Coming from the director of such classics as Seven, Fight Club and Zodiac, one thing is expected from the off – this will be an intelligent and superbly crafted movie, whatever the subject. So here we have current hot property Jesse Eisenberg as brainiac University student Mark Zuckerberg, the young guy who came up with the website that everyone has at least heard of, Facebook – and went on to become the youngest Billionaire in the world. Following the story of his origins at Harvard University where along with best friend Eduardo Saverin (Andrew Garfield) he changed the face of University social interaction and communication. Yet such overnight success came at a price, and sooner or later he was being sued left right and centre as everyone watched his meteoric success, and wanted a piece of the pie. That’s not to say that Zuckerberg was just the innocent genius entrepreneur, as several questionable decisions along the way proved him a devious thinker willing it seems to stab his best friend in the back if it means reaching more users and conquering the world.
Eisenberg is brilliantly complex as the quietly spoken, highly intelligent Zuckerberg, part vulture-like businessman, part naive, impressionable kid, and often I found myself feeling sorry for him, despite his wealth and success. Andrew Garfield’s Eduardo, possibly very much the victim in what transpired is also excellent and a flip side to Eisenberg, offering reason and sense where there often was none. Justin Timberlake, as business wonderkid Sean Parker is also eye-opening, offering a flamboyant, movie star ego that comes between the two friends.

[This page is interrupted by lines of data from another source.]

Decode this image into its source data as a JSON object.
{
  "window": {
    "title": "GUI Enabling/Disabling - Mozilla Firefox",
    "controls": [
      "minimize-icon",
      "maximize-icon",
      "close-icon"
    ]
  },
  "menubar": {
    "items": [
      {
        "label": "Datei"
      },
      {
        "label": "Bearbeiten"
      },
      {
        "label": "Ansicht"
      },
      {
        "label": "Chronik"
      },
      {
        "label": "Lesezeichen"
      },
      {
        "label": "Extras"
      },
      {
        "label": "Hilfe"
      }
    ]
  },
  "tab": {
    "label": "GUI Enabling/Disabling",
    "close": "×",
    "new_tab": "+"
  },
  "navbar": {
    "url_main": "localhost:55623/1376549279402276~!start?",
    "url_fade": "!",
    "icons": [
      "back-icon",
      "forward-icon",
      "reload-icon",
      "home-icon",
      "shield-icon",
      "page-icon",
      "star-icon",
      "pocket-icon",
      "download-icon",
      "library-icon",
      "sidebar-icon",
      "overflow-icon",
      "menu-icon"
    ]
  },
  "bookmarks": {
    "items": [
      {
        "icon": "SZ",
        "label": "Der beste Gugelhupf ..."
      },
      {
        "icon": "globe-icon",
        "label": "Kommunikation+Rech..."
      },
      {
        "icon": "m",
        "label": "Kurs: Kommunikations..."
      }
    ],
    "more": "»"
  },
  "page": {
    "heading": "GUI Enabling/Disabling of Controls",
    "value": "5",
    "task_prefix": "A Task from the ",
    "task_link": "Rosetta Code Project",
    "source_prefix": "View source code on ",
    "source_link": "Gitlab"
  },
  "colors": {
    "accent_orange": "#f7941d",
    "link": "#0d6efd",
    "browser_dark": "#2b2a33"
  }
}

Fincher’s direction as expected is painstaking and as always, shot with witt and a bending-the-rules sensibility that I’ve grown to adore. This is aided by a dark and moody visual style with some excellent choices of music from Nine Inch Nails’ Trent Reznor. Screenwriter Aaron Sorkin’s script is very dialogue driven but gripping, and as a somewhat outsider to the social networking scene, I found the story utterly absorbing and thought-provoking, whilst not changing my view one bit on what I think of Facebook. It may have changed for many how we communicate, and changed the world as a result – but that’s not necessarily a good thing, and as the movie came to its conclusion, I was left with mixed emotions. Partly pity and disdain but also respect and admiration.